Bernard Siegan, RIP
Timothy Sandefur on Mar 30th 2006
I’m sad to say that Professor Bernard Siegan, one of the most important figures in economic liberty law, author of Economic Liberties And The Constitution and other important books, died on Monday. He was 82.
Prof. Siegan’s importance to the development of libertarianism and the law is evident from these tributes from two of my PLF colleagues.
Damien Schiff writes,
I was fortunate enough to be taught constitutional law by Professor Siegan, and to assist in the research of his second edition of Economic Liberties. He was a gentleman beyond compare, blessed with an acute mind but also a remarkable humility. To him students were equals. He taught without a textbook. In its place he gave us the cases and the cases alone. The liberal bent of the constitutional law casebooks he avoided, but, at the same time, he did not keep the student from pondering things for himself. Lochner was presented simply, without hyperbole or diatribe. He changed my thinking about the Constitution radically.
Working with him on his last book, I learned beyond doubt that, for him, the name in print, the reputation in the academy, the accolades of peers, meant nothing unless his principles were the right principles, unless he was fighting, in however genteel a manner, for the liberty and dignity of each human person as recognized in our Constitution. Although he was convinced of the correctness of his view, he was neither fanatical nor intolerant nor imperious; these traits were inimical to his character. If you told him that Lochner was bologna, he would give you that endearing and disarming smile, shrug his shoulders, and then proceed to chat with you, delicately, amicably, but probingly, as a colleague and servant of the Law, until either you had changed your mind or, if not, you had left wanting to believe as he did. And why not? It was a vision without parallel in the law schools today. It was a theory both radical and reactionary: radical because so out of step with current trends, reactionary because so consistent with our political origins.
His vocation was as a professor and teacher of the young. He remarked to me once that he was very happy that his nomination to the Ninth Circuit had been sunk (by Ted Kennedy), because had he ascended the bench he would never have known the joy of a life devoted to the study and instruction of law. I never saw him angry or flustered or perturbed, even in the face of intellectual hostility. He had a serenity of mind that comes only with conviction. He was a lover of truth.
And Larry Salzman writes,
Damien and I had the great pleasure of working with him on research projects and learning constitutional law from him at the University of San Diego…. He will be widely remembered for his courage as a defender of economic liberties when that defense was most lonely. He also provided a distinctive concept of originalism. His 1980 edition of Economic Liberties and the Constitution is a fountainhead of revisionist thinking on both subjects, the latter of which was in part responsible for the Senate’s refusal to confirm his appointment by President Reagan to the Ninth Circuit. David Bernstein has remarked that “between the demise of Lochner in West Coast Hotel v. Parrish in 1937 and publication of Bernard Siegan’s Economic Liberties and the Constitution in 1980 . . . only a single article that expressed even mild support for Lochner was published.” It is perhaps unnecessary among PLF attorneys to note how many people have since been inspired to expand on Professor Siegan’s theme and how many published articles now exist on the subject of economic liberty. Optimism about that fact kept him vibrantly productive well into his eighties and he completed the last draft of his final book only months before his stroke.
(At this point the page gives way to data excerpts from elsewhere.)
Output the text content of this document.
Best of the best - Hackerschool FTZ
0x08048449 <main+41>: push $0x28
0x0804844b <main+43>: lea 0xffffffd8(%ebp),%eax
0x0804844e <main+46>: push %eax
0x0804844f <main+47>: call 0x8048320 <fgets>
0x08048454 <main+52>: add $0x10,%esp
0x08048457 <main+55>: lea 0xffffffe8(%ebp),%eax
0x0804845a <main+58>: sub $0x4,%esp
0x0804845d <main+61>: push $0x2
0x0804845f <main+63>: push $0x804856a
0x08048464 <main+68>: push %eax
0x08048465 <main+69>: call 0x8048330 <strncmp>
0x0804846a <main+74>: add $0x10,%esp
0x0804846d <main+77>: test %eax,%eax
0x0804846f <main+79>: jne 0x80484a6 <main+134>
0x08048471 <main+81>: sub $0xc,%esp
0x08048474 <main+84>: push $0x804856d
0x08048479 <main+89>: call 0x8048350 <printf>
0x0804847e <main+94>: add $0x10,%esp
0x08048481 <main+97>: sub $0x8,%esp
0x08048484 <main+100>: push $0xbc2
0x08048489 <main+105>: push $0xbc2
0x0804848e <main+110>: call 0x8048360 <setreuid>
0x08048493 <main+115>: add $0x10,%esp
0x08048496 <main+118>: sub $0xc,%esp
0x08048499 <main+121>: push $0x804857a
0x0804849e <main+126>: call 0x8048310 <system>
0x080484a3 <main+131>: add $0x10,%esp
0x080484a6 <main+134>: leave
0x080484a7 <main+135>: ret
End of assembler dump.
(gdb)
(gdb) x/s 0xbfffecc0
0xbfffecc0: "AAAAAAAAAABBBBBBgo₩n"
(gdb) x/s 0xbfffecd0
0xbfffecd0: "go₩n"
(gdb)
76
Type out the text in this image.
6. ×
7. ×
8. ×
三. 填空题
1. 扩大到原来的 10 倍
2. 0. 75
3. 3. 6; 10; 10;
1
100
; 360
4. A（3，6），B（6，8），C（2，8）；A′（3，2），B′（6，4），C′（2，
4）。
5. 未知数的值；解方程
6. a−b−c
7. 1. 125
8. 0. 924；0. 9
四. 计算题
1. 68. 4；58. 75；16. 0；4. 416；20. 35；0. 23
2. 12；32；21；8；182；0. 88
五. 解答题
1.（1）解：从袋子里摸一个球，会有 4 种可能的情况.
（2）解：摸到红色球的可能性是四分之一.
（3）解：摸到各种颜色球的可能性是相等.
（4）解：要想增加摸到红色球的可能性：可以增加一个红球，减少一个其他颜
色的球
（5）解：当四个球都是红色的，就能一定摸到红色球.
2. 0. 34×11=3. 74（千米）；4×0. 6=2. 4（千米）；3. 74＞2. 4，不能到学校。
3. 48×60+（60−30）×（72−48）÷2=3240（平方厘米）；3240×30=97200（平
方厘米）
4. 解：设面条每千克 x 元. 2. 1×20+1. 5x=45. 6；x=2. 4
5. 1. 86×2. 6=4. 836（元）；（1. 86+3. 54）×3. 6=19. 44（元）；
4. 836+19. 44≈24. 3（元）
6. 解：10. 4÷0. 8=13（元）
He has been accused by some of having only one idea, which he repeated in 100 articles. If true, that idea is fairly identified by the concluding words of Economic Liberties, which bear repeating as often as possible: “The rewards of liberty are vast and unpredictable.” It was clear to me that this theme was not merely a political observation but, for him, a personal truth that he was eager to share with the world: he had enormous gratitude for the abundant personal, commercial, and academic success he had found in life and it was his joy to try to persuade as many people as would listen that such a life was possible to everyone, everywhere, if only they were left free to pursue the people and values they most cherished, to exercise their ambition, and to accumulate the rewards of their virtue. I regard this as the key to an aspect of his character noted even by some severe critics of his constitutional ideas: once you met him, it was impossible not to like him. He knew that a life of liberty made him a very happy man, and so he had the capacity to press the most radical defense of freedom with a mild-mannered sincerity and enthusiasm that went a long way toward disarming his opponents.